Lo importante es que el difunto haya realizado alguna obra merecedora de ser comunicada públicamente. La desaparición del señor Terrail ha sido, sin duda, muy sentida en París, y quizás en buena parte de Francia. Quién fue y lo que hizo habrá encontrado un nostálgico eco entre los españoles que estuvieron convencidos, durante muchos años, de que París era el corazón del mundo o, por lo menos, el hígado de Europa. Dirigió un gran restaurante llamado La Tour d'Argent, que estaba situado en la orilla izquierda del Sena, cerca de los tinglados de los bouquinistes, donde hurgaron entre libros y grabados los más notables exiliados de nuestro país, que encontraron propicio asilo en la capital francesa.

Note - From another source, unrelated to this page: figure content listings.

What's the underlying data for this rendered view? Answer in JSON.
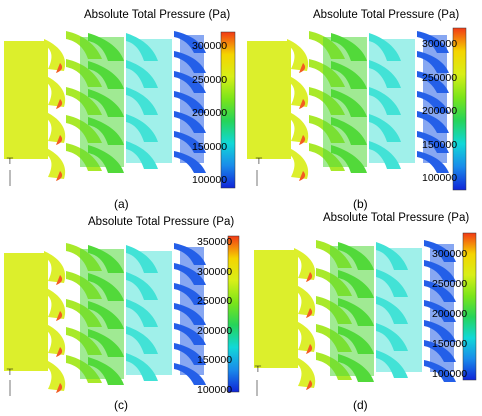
{
  "colorbar_colors": [
    "#f23a16",
    "#f5d400",
    "#d8ef18",
    "#7be51a",
    "#26d45a",
    "#11d8d8",
    "#1a8bea",
    "#1025d8"
  ],
  "zone_colors": {
    "stage1": "#dcef2c",
    "stage2": "#52d93a",
    "stage3": "#42e2d6",
    "stage4": "#245fe8",
    "hot": "#f25c22"
  },
  "panels": [
    {
      "title": "Absolute Total Pressure (Pa)",
      "caption": "(a)",
      "ticks": [
        "300000",
        "250000",
        "200000",
        "150000",
        "100000"
      ]
    },
    {
      "title": "Absolute Total Pressure (Pa)",
      "caption": "(b)",
      "ticks": [
        "300000",
        "250000",
        "200000",
        "150000",
        "100000"
      ]
    },
    {
      "title": "Absolute Total Pressure (Pa)",
      "caption": "(c)",
      "ticks": [
        "350000",
        "300000",
        "250000",
        "200000",
        "150000",
        "100000"
      ]
    },
    {
      "title": "Absolute Total Pressure (Pa)",
      "caption": "(d)",
      "ticks": [
        "300000",
        "250000",
        "200000",
        "150000",
        "100000"
      ]
    }
  ]
}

Dudo que la mayoría hubieran pisado alguna vez los comedores de tan importante templo gastronómico, pues era tan exquisito como caro. No hay manera de hacerse a la idea de imaginar a don Pío Baroja saliendo del ascensor y disfrutando del selecto menú o bebiendo alguna de las 300.000 botellas de la bien provista bodega, que rivalizaba -según oí decir a personas bien informadas- con la del Hotel de París, en Montecarlo, o con la del Hostal de la Gavina, cuando aún vivía su fundador, el señor Ensesa.

Por diversos azares, tuve ocasión de disfrutar de sus manteles en varias, no muchas, ocasiones, y si lo traigo a colación es para añadir algo anecdótico que no he visto reflejado en las notas necrológicas. Aparte de las estrellas Michelin, cuya validez siempre fue puesta en duda por quienes no tuvieron ninguna, y la cantidad y calidad de sus más famosos clientes, me interesa otra cualidad singular. Damos por sabido que debió ser una de tantas tabernas o casas de comidas que había en el París de Enrique IV, el Vert Galant, el viejo verde galante que fue tan pintoresco monarca, y que por allí hubieran pasado Richelieu, los tres mosqueteros y algunos banqueros de Balzac y de Flaubert. Para mí, lo maravilloso es que haya aguantado el paso de los siglos. Suele omitirse que se mantuvo abierto durante la ocupación alemana, en la II Guerra Mundial, y no sólo por aprovechar a los gaznates de sus jerarcas nazis y generales, sino como también ocurrió con el famoso cabaret Lido de los Campos Elíseos, la brasserie Lipp, el café Les Deux Magots y otros establecimientos públicos emblemáticos de la capital francesa. Su Ayuntamiento se incautó e hizo cargo de aquellas empresas, sin gravarlas con impuestos, única manera de que sobrevivieran a la incertidumbre de tan azarosos tiempos.

Cuando los hermanos Terrail -creo recordar que eran dos- tomaron las riendas del restaurante, se les ocurrió una idea que puede calificarse literalmente de luminosa: a sus expensas, instalaron en la fachada del mismo restaurante -que está en el último piso del inmueble- unos potentes reflectores, quizás adquiridos en la defensa antiaérea, que no alumbraban la fachada de su negocio, sino embellecían durante la noche las torres de la vecina iglesia de Notre Dame, situada a unos 200 metros. Los comensales, en el discreto y tenue alumbrado de los comedores, podían admirar la visión nocturna del hermoso templo, casi en exclusiva. Si alguien, en Madrid, hubiera tenido una idea semejante lo probable es que no obtuviera nunca la licencia municipal necesaria, y fuera multado por contravenir alguna ordenanza. En aquel París de la posguerra, el municipio se hizo cargo, al poco, de la magnífica iniciativa que, desde entonces, refulge la iglesia y buena parte del curso del Sena por la ciudad, tarea que se realiza a expensas de las arcas públicas. En Madrid, por lo que vemos, se procede de forma totalmente distinta.